Beyin yorgunluğuna ve kronik yorgunluk sendromuna neden olur. Özellikle uzayda manyetik alan eksikliği olduğu için astronotlar için problem teşkil eder. Elektromanyetik yoğunluk, mıknatısın demiri çekmesi gibi insan vücudundaki manyetik enerjiyi çekebilir. Bu nedenle kronik halsizlik ve yorgunluklarda manyetik alan eksikliği de düşünülmelidir" diye konuştu.

ALKOL ALIŞKANLIĞI
Alkolün beyin fonksiyonlarını baskıladığını, bunun da beyin yorgunluğuna neden olabileceğini ifade eden Yavuz, "Bu nedenle sürekli alkol kullananlarda unutkanlık ve bellek problemleri kaçınılmazdır. Hatta sadece alkolün sebep olduğu özel bir bunama hastalığı da vardır, 'Korsakoff sendromu' " dedi.

UYUŞTURUCULAR
"Uyuşturucular öğrenme ve algılama fonksiyonlarını olumsuz etkilerler. Beyin fonksiyonlarını çoğu kez geriye dönüşümsüz olarak bozarlar" diye devam eden Dr. Yavuz, "Sağlıklı bir uyku, beyinin dinlenmesini sağlar. Uykusuzluk ya da sağlıksız uyku, beyin yorgunluğu ve unutkanlığa neden olabilir. Uyku ruh sağlığı açısından da çok önemlidir. Örneğin üç günü geçen uykusuzluklarda psikotik belirtiler başlar. Yer, zaman ve mekân bellek fonksiyonlarındaki bozulmanın yanı sıra hayal görmeler, abuk sabuk anlamsız konuşmalar ortaya çıkar. Bu nedenle özellikle Alzheimer hastalarının düzenli uyumaları, hafıza melekeleri açısından çok önemlidir. Uyku bozukluğu olanlara ilaç verilerek uyumaları sağlanmalıdır.
Pennsylvania ve Harvard Üniversitelerinin ortak yaptıkları ve Dr. Hans Van Dongen'in öncülük ettiği yakın tarihli bir araştırmada, genç gönüllüler dört gruba ayrıldılar. Çalışma dağılımına göre, 15 gün boyunca, bazıları her gün 4 saat, bazıları 6 saat, bazıları da 8 saat uyuyacaklardı. Diğer bir grup ise 3 gün hiç uyumayacaktı. Araştırma sonucunda, günde 4-6 saat uyuyanların hafıza performanslarının, 3 gün üst üste hiç uyuyamayanlar kadar kötü olduğu belirlendi. En çarpıcı durum ise, 4-6 saat uyuyanların hafıza kapasitelerindeki gerilemeyi fark etmeyişleriydi" ifadelerini kullandı.

RUH HASTALIKLARI
"Özellikle depresyon, panik atak, obsesif kompulsif bozukluk ve anksiyete, beyin yorgunluğu ile kendini gösterebilir" diyen Yavuz, şöyle devam etti:

HİPERTANSİYON
"Kan basıncı yüksekliği, dokularda iskemi (vücutta bir bölgenin yerel kanlanma eksikliği) başladığında, yani yeterli doku beslenmesi olmadığı durumlarda refleks olarak ortaya çıkan bir tepkimedir. Kalp, daha yüksek basınçla kan pompalar ve yetersiz olan kapiller dolaşımı normalleştirmeye çalışır.
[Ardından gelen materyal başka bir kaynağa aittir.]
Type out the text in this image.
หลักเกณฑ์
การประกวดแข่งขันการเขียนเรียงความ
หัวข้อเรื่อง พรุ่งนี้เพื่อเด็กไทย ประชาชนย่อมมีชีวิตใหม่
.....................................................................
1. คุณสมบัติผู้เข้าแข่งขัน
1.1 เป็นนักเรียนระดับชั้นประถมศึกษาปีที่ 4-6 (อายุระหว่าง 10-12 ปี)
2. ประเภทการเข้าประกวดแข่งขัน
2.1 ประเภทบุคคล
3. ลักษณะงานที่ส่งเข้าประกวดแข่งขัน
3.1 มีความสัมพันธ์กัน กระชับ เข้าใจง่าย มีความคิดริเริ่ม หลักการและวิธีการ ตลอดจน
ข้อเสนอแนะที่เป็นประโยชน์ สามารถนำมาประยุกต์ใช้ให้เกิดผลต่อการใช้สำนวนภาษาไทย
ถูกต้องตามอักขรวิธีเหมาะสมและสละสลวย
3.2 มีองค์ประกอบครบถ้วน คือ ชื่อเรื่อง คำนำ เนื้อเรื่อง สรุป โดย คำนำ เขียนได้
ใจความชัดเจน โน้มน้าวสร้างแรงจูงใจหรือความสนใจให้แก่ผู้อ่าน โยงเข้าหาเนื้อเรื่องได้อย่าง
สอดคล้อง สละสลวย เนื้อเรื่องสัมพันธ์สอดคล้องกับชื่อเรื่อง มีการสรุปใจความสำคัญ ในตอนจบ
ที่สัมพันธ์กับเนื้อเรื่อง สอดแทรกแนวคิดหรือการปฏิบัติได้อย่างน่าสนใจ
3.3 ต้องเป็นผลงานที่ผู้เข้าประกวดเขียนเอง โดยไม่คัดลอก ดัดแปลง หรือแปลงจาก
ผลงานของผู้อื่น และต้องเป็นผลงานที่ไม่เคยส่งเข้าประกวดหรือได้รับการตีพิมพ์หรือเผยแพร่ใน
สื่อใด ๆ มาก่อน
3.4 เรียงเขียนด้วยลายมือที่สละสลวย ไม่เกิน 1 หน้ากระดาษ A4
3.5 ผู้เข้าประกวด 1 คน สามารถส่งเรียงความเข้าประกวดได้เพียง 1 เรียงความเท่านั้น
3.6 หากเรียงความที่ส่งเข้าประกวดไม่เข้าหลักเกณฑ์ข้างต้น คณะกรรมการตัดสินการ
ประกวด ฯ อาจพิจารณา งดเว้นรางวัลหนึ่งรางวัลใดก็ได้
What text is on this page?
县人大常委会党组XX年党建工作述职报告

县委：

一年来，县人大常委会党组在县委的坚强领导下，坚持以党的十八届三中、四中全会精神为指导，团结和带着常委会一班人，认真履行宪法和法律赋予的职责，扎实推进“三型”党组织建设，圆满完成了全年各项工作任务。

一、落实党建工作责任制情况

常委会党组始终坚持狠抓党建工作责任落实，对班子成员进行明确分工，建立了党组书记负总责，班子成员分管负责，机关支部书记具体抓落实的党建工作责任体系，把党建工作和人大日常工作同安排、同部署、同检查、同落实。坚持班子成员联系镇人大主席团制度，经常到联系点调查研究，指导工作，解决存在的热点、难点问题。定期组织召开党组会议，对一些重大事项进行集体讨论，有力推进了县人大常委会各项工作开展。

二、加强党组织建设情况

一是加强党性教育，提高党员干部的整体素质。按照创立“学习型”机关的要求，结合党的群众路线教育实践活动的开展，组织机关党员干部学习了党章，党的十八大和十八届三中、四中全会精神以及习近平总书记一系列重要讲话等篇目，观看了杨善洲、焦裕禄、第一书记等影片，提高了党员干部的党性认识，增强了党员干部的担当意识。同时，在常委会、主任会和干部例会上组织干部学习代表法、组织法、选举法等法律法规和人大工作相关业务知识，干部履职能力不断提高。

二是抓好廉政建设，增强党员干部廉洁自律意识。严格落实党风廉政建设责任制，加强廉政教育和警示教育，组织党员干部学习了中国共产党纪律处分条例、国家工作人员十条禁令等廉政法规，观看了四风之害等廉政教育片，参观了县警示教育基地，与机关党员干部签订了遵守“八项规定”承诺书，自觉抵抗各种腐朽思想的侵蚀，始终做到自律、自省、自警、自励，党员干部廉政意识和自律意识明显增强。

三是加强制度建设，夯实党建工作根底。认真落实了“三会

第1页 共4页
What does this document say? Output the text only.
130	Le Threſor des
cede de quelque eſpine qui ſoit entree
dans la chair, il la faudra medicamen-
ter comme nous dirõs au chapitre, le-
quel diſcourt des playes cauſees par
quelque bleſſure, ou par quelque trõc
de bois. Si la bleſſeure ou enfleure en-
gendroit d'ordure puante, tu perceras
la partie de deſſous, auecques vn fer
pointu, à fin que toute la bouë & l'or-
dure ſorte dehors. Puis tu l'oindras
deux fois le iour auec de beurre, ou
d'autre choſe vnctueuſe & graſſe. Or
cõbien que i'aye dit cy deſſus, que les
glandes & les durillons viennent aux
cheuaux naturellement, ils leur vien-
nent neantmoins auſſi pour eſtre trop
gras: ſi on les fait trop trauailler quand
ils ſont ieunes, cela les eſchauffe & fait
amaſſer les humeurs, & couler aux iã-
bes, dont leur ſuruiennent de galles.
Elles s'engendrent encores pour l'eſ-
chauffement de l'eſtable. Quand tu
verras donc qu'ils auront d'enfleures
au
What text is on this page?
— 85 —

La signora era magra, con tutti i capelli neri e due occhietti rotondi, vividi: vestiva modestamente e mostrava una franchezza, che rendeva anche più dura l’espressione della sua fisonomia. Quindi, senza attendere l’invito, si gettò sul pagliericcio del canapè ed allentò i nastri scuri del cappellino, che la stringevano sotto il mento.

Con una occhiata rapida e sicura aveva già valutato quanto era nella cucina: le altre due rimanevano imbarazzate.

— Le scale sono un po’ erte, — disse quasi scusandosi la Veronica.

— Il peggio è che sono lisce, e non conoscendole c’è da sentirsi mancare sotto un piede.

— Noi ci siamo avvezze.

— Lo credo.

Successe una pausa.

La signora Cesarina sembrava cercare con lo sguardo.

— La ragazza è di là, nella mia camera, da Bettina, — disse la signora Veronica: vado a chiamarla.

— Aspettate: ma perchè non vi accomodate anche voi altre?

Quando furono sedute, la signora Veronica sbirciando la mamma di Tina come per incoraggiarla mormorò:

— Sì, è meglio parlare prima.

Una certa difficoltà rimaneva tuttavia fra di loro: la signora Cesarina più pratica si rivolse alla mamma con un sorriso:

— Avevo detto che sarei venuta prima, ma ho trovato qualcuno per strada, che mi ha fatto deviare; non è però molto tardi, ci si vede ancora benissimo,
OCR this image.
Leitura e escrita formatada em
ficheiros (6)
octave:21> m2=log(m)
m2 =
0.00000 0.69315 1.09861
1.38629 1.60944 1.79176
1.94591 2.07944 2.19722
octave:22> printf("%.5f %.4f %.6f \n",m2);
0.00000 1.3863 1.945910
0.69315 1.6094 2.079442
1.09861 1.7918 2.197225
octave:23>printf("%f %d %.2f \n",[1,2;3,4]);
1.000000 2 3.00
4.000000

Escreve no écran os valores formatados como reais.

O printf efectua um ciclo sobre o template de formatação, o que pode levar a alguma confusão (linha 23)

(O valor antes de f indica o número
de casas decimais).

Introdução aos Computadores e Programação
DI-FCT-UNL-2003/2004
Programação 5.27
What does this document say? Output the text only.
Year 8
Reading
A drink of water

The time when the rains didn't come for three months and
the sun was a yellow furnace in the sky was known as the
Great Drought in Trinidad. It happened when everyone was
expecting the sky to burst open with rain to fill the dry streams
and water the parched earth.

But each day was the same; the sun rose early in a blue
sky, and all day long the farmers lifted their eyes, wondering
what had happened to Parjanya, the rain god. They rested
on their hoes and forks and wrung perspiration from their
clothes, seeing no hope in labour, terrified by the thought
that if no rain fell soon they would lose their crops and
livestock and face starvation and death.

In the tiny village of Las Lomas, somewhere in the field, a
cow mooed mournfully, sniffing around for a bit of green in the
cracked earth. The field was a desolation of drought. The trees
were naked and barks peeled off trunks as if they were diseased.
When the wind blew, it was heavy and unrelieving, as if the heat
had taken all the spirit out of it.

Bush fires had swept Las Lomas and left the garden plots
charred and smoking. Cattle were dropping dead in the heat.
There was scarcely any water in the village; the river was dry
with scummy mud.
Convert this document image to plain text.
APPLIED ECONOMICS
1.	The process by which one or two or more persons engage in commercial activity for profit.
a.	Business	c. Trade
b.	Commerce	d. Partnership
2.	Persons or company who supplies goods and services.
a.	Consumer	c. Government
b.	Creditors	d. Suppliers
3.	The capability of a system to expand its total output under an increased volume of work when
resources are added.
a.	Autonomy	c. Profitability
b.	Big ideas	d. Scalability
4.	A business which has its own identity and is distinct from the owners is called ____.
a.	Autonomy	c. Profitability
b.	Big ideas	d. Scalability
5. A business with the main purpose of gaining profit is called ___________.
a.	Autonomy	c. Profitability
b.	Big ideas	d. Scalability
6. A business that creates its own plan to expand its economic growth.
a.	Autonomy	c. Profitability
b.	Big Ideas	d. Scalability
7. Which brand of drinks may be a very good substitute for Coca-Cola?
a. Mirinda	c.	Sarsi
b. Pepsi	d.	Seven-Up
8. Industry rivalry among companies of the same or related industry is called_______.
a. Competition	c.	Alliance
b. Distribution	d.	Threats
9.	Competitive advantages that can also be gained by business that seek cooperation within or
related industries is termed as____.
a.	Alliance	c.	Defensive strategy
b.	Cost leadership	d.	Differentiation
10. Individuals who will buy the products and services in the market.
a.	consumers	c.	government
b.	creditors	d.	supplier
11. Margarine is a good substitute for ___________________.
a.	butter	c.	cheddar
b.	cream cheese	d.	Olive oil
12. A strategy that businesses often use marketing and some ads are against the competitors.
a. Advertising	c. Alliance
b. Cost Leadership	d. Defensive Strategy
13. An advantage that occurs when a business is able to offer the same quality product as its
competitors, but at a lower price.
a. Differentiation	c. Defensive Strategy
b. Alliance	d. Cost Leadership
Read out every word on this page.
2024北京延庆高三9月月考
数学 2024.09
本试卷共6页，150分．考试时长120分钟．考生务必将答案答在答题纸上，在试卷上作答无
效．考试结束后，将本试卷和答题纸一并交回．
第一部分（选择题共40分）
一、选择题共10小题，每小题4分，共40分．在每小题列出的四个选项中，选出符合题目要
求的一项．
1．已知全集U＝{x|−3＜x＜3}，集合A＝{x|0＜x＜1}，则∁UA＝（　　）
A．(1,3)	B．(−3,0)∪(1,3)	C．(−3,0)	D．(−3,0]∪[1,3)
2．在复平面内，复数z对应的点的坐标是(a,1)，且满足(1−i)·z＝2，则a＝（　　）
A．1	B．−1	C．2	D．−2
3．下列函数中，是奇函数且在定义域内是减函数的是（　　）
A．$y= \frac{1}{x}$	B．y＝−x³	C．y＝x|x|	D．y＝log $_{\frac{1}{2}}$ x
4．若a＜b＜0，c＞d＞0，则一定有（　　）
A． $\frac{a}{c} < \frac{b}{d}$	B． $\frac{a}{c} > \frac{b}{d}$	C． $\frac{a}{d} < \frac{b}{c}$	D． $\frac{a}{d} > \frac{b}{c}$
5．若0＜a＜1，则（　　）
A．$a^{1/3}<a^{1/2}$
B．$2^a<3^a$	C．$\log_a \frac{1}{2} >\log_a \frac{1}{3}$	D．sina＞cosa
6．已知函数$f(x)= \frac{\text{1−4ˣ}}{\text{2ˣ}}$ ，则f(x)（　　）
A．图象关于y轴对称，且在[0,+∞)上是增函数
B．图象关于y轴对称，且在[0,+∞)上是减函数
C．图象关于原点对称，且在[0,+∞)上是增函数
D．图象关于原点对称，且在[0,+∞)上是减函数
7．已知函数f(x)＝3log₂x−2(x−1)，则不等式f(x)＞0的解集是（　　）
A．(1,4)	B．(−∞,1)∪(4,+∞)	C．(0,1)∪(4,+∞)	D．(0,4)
Ancak bu durum hem kalbin gerektiğinden daha fazla çalışarak yorulmasına neden olur (kalp yetersizliği) hem de beyin gibi hassas dokularda yüksek kapiller gerilim oluşturarak hücrelere fiziki baskı oluşturur. Neticede baş ağrısı, baş dönmesi ve unutkanlık başta olmak üzere birçok şikâyet ortaya çıkar. Hastalık, zamanında tedavi edilmezse uzun süreçte damar çeperlerinin sertleşmesine neden olabilir. Hipertansiyonun ilk dönemlerinde, tuzu azaltmakla beraber, iskemiyi düzelten kan sulandırıcı ilaçlar vermek, kan basıncını tamamen düzeltebilir. Bu nedenle erken tanı çok önemlidir."